Mamá vuelve a pedir gaseosa entre dientes y yo le doy la mitad de la segunda botella para hacerla callar. Pide más, y yo la mezclo con agua para estirarla porque no puedo pasarme la vida corriendo de aquí para allá robando gaseosa de las tabernas. Lo estamos pasando bien, hasta que mamá empieza a desvariar en la cama hablando de su hijita preciosa que le quitaron y de sus dos gemelos que perdió antes de que cumplieran tres años, y dice que por qué no se puede llevar Dios a los ricos para variar y pregunta si hay gaseosa en casa. Michael pregunta si se va a morir mamá, y Malachy le dice que uno no se puede morir hasta que llegue un cura. Después Michael se pregunta si volveremos a tener alguna vez fuego y té caliente, porque se está helando en la cama, a pesar de los abrigos que quedaron de tiempos antiguos. Malachy dice que deberíamos salir a pedir turba, carbón y leña de casa en casa y que podríamos llevar la carga en el cochecito de Alphie. Deberíamos llevarnos a Alphie porque es pequeño y sonríe, y la gente lo verá y tendrán lástima de él y de nosotros. Intentamos lavarle toda la suciedad, la pelusa, las plumas y la mermelada pringosa, pero cuando lo tocamos con agua suelta un aullido. Michael dice que volverá a mancharse igual en el cochecito, y que para qué lavarlo. Michael es pequeño, pero siempre está diciendo cosas que llaman la atención como ésta.
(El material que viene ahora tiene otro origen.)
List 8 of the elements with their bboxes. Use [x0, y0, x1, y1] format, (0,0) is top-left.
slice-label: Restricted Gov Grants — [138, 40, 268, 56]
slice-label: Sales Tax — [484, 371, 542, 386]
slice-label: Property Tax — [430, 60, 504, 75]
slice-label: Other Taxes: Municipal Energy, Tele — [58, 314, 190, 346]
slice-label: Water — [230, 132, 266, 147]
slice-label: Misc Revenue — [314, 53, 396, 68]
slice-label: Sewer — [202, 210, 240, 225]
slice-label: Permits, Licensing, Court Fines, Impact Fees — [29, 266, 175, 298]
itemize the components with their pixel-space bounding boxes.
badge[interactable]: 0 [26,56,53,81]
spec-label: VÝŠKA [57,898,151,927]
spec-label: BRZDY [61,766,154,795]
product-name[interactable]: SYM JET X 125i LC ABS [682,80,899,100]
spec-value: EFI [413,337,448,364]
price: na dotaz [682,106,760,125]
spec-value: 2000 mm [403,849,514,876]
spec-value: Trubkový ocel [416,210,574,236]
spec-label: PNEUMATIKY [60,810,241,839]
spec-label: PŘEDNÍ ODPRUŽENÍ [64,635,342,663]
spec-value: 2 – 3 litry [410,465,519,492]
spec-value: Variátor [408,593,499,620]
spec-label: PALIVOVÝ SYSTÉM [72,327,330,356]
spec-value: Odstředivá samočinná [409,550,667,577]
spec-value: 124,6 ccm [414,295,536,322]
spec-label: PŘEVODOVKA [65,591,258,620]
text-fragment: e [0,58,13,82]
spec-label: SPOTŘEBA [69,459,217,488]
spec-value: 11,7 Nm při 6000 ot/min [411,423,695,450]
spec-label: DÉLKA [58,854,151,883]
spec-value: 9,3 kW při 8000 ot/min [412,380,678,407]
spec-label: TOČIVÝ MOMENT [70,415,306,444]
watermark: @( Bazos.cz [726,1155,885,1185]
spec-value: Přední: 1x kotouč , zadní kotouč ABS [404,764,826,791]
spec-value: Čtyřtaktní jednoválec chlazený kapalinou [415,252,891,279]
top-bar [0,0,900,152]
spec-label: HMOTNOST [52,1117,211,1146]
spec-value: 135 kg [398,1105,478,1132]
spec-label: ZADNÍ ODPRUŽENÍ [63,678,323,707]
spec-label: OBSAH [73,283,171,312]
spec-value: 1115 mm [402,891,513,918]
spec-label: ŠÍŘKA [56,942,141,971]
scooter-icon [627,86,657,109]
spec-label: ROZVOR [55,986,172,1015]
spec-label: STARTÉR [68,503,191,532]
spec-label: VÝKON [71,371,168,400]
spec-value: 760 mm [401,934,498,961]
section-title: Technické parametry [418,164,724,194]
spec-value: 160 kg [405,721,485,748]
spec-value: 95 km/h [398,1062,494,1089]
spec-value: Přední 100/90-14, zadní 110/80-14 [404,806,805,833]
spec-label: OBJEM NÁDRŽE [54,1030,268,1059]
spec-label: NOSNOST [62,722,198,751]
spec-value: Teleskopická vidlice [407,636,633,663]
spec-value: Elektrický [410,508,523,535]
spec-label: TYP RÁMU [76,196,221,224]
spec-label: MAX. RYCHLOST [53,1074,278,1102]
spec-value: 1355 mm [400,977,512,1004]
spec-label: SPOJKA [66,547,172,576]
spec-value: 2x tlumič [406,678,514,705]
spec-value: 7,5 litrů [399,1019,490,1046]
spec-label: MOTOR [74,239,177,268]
Llevamos el cochecito por las avenidas y por los paseos de los ricos, pero cuando llamamos a las puertas las doncellas nos dicen que nos marchemos o llamarán a las autoridades pertinentes y que es una vergüenza que estemos llevando de un lado a otro a un niño pequeño en un cochecito destrozado que echa una peste que clama al cielo, en un cacharro asqueroso que no serviría ni para llevar a un cerdo al matadero, y que éste es un país católico donde hay que cuidar bien a los niños pequeños para que vivan y transmitan la fe de generación en generación. Malachy dice a una doncella que le bese el culo y ella le da un coscorrón tan grande que a él se le saltan las lágrimas y dice que no volverá a pedir en su vida nada a los ricos. Dice que es inútil seguir pidiendo, que lo que tenemos que hacer es ir por la parte trasera de las casas, saltar los muros y coger lo que queramos. Michael puede llamar a las puertas principales para distraer a las doncellas mientras Malachy y yo tiramos trozos de carbón y de turba por encima de los muros y rellenamos el cochecito alrededor de Alphie.